Dikantin kami tak banyak mengobrol, tapi setidaknya aku tahu sedikit tentang Indri. Fatimah Indri Ningsih lengkapnya. Dia anak sulung dari tiga bersaudara. Kakaknya yang kedua sekolah disini, Muhammad Indrayanto, jadi dia tahu banyak tentang konsep-konsep disini. Sementara kakak yang pertama mengambil kuliah di Australia, Azzahra Arianingsih. Umur mereka masing-masing terpaut dua tahun. Dia kemudian menceritakan alasan berangkat menggunakan sepeda. Ternyata dia melihatku saat pagi menaiki sepeda, jadi dia mengikutiku dengan menaiki sepeda juga. Awalnya dia memang ingin naik sepeda, tapi karena diberitahu kakaknya bahwa tidak ada yang pergi kesekolah menaiki sepeda akhirnya dia tidak jadi, lalu saat ingin membonceng motor kakaknya, dia melihatku dan bergegas mengambil sepeda.
Aku masih ingin bertanya, kenapa menyuruhku mengumpulkan belakangan. Tapi sudah tak ada waktu. Kami kembali masuk kelas untuk menerima arahan dari Pembina OSIS dan kakak-kakak OSIS mengenai atribut-atribut yang akan dipakai saat MOS. Seperti saat SMP, macam-macam yang diinginkan senior, dari topeng bola sampai membawa dot untuk bayi. Ini sama saja mengerjai junior. Apakah seperti ini cara memperlakukan junior ? Ingin aku tanyakan pada senior dan pembina OSIS, tapi tak jadi karena aku sudah hampir membuat heboh satu kelas, bahkan mungkin satu sekolah.
Jam pulang sekolah berbunyi, aku dan Indri pulang bersama menaiki sepeda. Didepan gerbang hampir semua mata tertuju padaku dan Indri, kami memang terlihat seperti sepasang kekasih, tapi aku yakin diantara beberapa orang ada yang tidak suka melihat kami.
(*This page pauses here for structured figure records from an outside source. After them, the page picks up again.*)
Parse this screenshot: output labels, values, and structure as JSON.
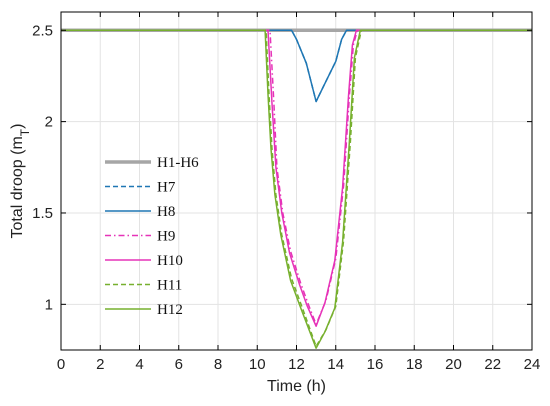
{
  "chart_data": {
    "type": "line",
    "xlabel": "Time (h)",
    "ylabel_main": "Total droop (m",
    "ylabel_sub": "T",
    "ylabel_close": ")",
    "xlim": [
      0,
      24
    ],
    "ylim": [
      0.75,
      2.6
    ],
    "xticks": [
      0,
      2,
      4,
      6,
      8,
      10,
      12,
      14,
      16,
      18,
      20,
      22,
      24
    ],
    "yticks": [
      1,
      1.5,
      2,
      2.5
    ],
    "ytick_labels": [
      "1",
      "1.5",
      "2",
      "2.5"
    ],
    "grid": true,
    "legend_position": "left",
    "series": [
      {
        "name": "H1-H6",
        "color": "#a6a6a6",
        "dash": "solid",
        "width": 3.5,
        "points": [
          [
            0,
            2.5
          ],
          [
            24,
            2.5
          ]
        ]
      },
      {
        "name": "H7",
        "color": "#1f77b4",
        "dash": "dashed",
        "width": 1.5,
        "points": [
          [
            0,
            2.5
          ],
          [
            11.75,
            2.5
          ],
          [
            12.0,
            2.45
          ],
          [
            12.5,
            2.32
          ],
          [
            13.0,
            2.11
          ],
          [
            13.5,
            2.22
          ],
          [
            14.0,
            2.33
          ],
          [
            14.3,
            2.45
          ],
          [
            14.55,
            2.5
          ],
          [
            24,
            2.5
          ]
        ]
      },
      {
        "name": "H8",
        "color": "#1f77b4",
        "dash": "solid",
        "width": 1.5,
        "points": [
          [
            0,
            2.5
          ],
          [
            11.75,
            2.5
          ],
          [
            12.0,
            2.45
          ],
          [
            12.5,
            2.32
          ],
          [
            13.0,
            2.11
          ],
          [
            13.5,
            2.22
          ],
          [
            14.0,
            2.33
          ],
          [
            14.3,
            2.45
          ],
          [
            14.55,
            2.5
          ],
          [
            24,
            2.5
          ]
        ]
      },
      {
        "name": "H9",
        "color": "#e633b8",
        "dash": "dashdot",
        "width": 1.5,
        "points": [
          [
            0,
            2.5
          ],
          [
            10.65,
            2.5
          ],
          [
            10.85,
            2.1
          ],
          [
            11.0,
            1.75
          ],
          [
            11.3,
            1.5
          ],
          [
            11.7,
            1.29
          ],
          [
            12.2,
            1.12
          ],
          [
            12.6,
            1.0
          ],
          [
            13.0,
            0.89
          ],
          [
            13.5,
            1.02
          ],
          [
            14.0,
            1.25
          ],
          [
            14.4,
            1.65
          ],
          [
            14.7,
            2.15
          ],
          [
            14.9,
            2.42
          ],
          [
            15.1,
            2.5
          ],
          [
            24,
            2.5
          ]
        ]
      },
      {
        "name": "H10",
        "color": "#e633b8",
        "dash": "solid",
        "width": 1.5,
        "points": [
          [
            0,
            2.5
          ],
          [
            10.55,
            2.5
          ],
          [
            10.75,
            2.1
          ],
          [
            10.95,
            1.75
          ],
          [
            11.25,
            1.5
          ],
          [
            11.65,
            1.28
          ],
          [
            12.15,
            1.11
          ],
          [
            12.55,
            0.99
          ],
          [
            13.0,
            0.88
          ],
          [
            13.45,
            1.01
          ],
          [
            13.95,
            1.24
          ],
          [
            14.35,
            1.64
          ],
          [
            14.65,
            2.14
          ],
          [
            14.85,
            2.42
          ],
          [
            15.05,
            2.5
          ],
          [
            24,
            2.5
          ]
        ]
      },
      {
        "name": "H11",
        "color": "#77b02e",
        "dash": "dashed",
        "width": 1.5,
        "points": [
          [
            0,
            2.5
          ],
          [
            10.45,
            2.5
          ],
          [
            10.6,
            2.15
          ],
          [
            10.75,
            1.85
          ],
          [
            10.95,
            1.6
          ],
          [
            11.25,
            1.38
          ],
          [
            11.75,
            1.14
          ],
          [
            12.3,
            0.98
          ],
          [
            13.0,
            0.77
          ],
          [
            13.5,
            0.86
          ],
          [
            14.0,
            0.99
          ],
          [
            14.4,
            1.35
          ],
          [
            14.75,
            1.9
          ],
          [
            15.0,
            2.35
          ],
          [
            15.3,
            2.5
          ],
          [
            24,
            2.5
          ]
        ]
      },
      {
        "name": "H12",
        "color": "#77b02e",
        "dash": "solid",
        "width": 1.5,
        "points": [
          [
            0,
            2.5
          ],
          [
            10.4,
            2.5
          ],
          [
            10.55,
            2.15
          ],
          [
            10.7,
            1.85
          ],
          [
            10.9,
            1.6
          ],
          [
            11.2,
            1.38
          ],
          [
            11.7,
            1.13
          ],
          [
            12.25,
            0.97
          ],
          [
            13.0,
            0.76
          ],
          [
            13.45,
            0.85
          ],
          [
            13.95,
            0.98
          ],
          [
            14.35,
            1.34
          ],
          [
            14.7,
            1.9
          ],
          [
            14.95,
            2.35
          ],
          [
            15.25,
            2.5
          ],
          [
            24,
            2.5
          ]
        ]
      }
    ]
  }
}
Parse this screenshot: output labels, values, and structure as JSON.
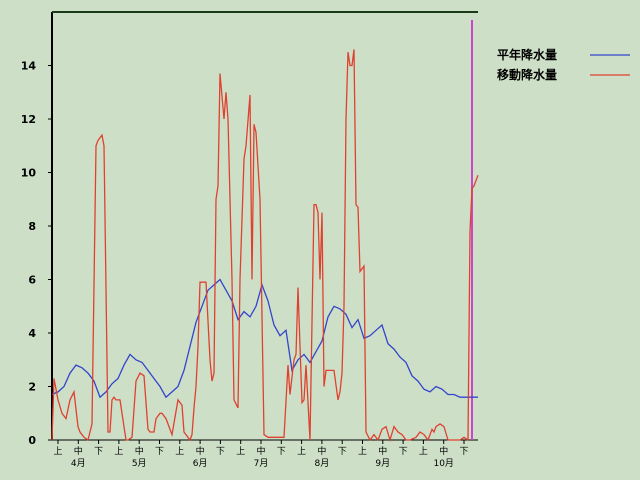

Ya karena Indri memang cantik dan postur tubuhnya ideal diusianya saat ini.
Ditengah perjalanan pulang tentu saja kami mengobrol dan dia menceritakan detailnya kenapa menyuruhku mengumpulkan belakangan. Disekolah tersebut yang paling diutamakan adalah ketepatan dan ketelitian, jadi masalah kecepatan urutan belakangan. Untung saja tadi aku menurut katanya. Beruntung juga aku hari ini. Selain bisa berkenalan dan mengobrol dengannya, aku juga tahu tentang sekolah yang aku masuki.